Tuesday, 29 September 2009

Time of Sitting one Minute



Artists have used mechanical means to ease the difficulties of accurate drawing long before the invention of photography. Eleven miniature silhouettes are just about to go on display at Temple Newsam, all painted by John Miers (1758-1821), one the most famous profilists of the 18th century. They are painted in watercolour on plaster and each one has a pasted advert on the back which reads:
Perfect Likenesses in miniature Profile taken by J.Miers LEEDS and reduced on a plan entirely new which preserves the most exact Symetry and animated expression of the Features much Superior to any other method. Time of sitting one Minute. NB He keeps the original Shades, and can supply those he has once taken with any number of Copies. Those who have shades by them may have them reduced to any size and dressed in the present Taste.
Orders at any Time addressed to him at Leeds in Yorkshire will be punctually dispatched.
Miers must have used some type of a camera obscura, which is basically a room sized pinhole camera: The sitter would sit in front of a strong light, the image projecting through a lens into a darkened room where the artist could trace the profile probably on paper against a movable screen of ground glass. This drawing would then be transferred to the plaster support. Under the microscope an indented line can actually be seen around each miniature profile head.
It would be great fun to try and reproduce his method, build a camera obscura and get people to have a go: Any volunteers ? Time of sitting only one minute!



Friday, 25 September 2009

The beast with five fingers


Dummy boards were painted images meant to be propped up in a room to make the occupants feel they were not alone. This one is probably of a female servant and came to us with the Roger Warner bequest. At some time before she was acquired for Temple Newsam she had lost a hand and it was replaced with this hideous attempt. We all know hands are tricky to draw, but you would have thought whoever did it might have made a bit more effort. The fingernails were very crudely drawn in pencil. Options for treatment were discussed with curatorial staff – it was felt that the sheer ugliness of the old retouching was obtrusive and should be removed and re-done. It is rare that this amount of anatomical reconstruction is required in the treatment of an oil painting – most inpainting is carried out on very tiny losses. I had been attending a evening class in life drawing which honed some skills in observational drawing which proved very useful. After careful cleaning, a more anatomically correct hand was painted in acrylic, and varnished. She is now on display in the House in one of the new refurbished rooms.




Monday, 21 September 2009

Sketch of Mok the gorilla

Inspired by Kitty's pencil drawing I've decided to post the one and only pencil sketch I know of in the natural science collection. This is an illustration of Mok - a gorilla who lived at London Zoo in the 1930s. His skeleton is in store at Leeds Museum Discovery Centre and his skin (mounted by a taxidermist) is on display at Leeds City Museum.
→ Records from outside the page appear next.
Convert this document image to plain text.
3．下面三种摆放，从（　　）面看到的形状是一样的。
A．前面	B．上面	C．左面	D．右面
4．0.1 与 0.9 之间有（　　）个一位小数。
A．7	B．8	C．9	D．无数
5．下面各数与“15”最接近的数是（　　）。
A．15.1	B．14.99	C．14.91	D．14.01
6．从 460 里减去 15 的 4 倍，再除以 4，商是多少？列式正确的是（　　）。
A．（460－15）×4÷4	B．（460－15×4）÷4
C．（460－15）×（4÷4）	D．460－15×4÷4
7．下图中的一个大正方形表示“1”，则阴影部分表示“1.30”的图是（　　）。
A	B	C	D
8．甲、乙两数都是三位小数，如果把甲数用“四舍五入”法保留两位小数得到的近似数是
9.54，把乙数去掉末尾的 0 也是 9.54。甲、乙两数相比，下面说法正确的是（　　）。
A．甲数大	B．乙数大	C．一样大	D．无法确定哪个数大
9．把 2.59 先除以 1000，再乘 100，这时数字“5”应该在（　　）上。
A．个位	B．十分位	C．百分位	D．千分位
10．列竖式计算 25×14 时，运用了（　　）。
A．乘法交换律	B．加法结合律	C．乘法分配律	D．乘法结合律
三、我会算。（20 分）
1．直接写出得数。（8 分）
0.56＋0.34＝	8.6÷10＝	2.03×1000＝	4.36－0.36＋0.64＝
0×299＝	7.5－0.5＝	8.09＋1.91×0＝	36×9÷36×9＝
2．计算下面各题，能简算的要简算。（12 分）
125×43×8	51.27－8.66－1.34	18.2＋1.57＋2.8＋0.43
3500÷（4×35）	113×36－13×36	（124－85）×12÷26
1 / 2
I like the connection this sketch gives us to Mok while he was alive: it's unusual to have an image of a living specimen from the collection. This particular drawing makes me wonder about his life in the zoo - is he bored, dreaming of Africa or just watching the world go by?

This was sketched by Stuart Tresilian, a regular visitor to London Zoo. He used its inhabitants as references for his drawings illustrating Rudyard Kipling's 'Animal Stories' and 'All the Mowgli Stories'.

LEEDM.C.2005.6


Monday, 14 September 2009

Bonfire night special


Well, someone has to start this off! While researching for Abbey House Museum's next exhibition ("Park Life" - opening January 2010), I came across the following wonderful drawing from our collection of advertising designs from Dickinson Display Ltd., Leeds. Dating from 1954 and advertising Youngman's Fish Restaurant, the image it shows of a boy lighting a firework behind a park bench would not be allowed by modern advertising standards! No regard for health and safety!!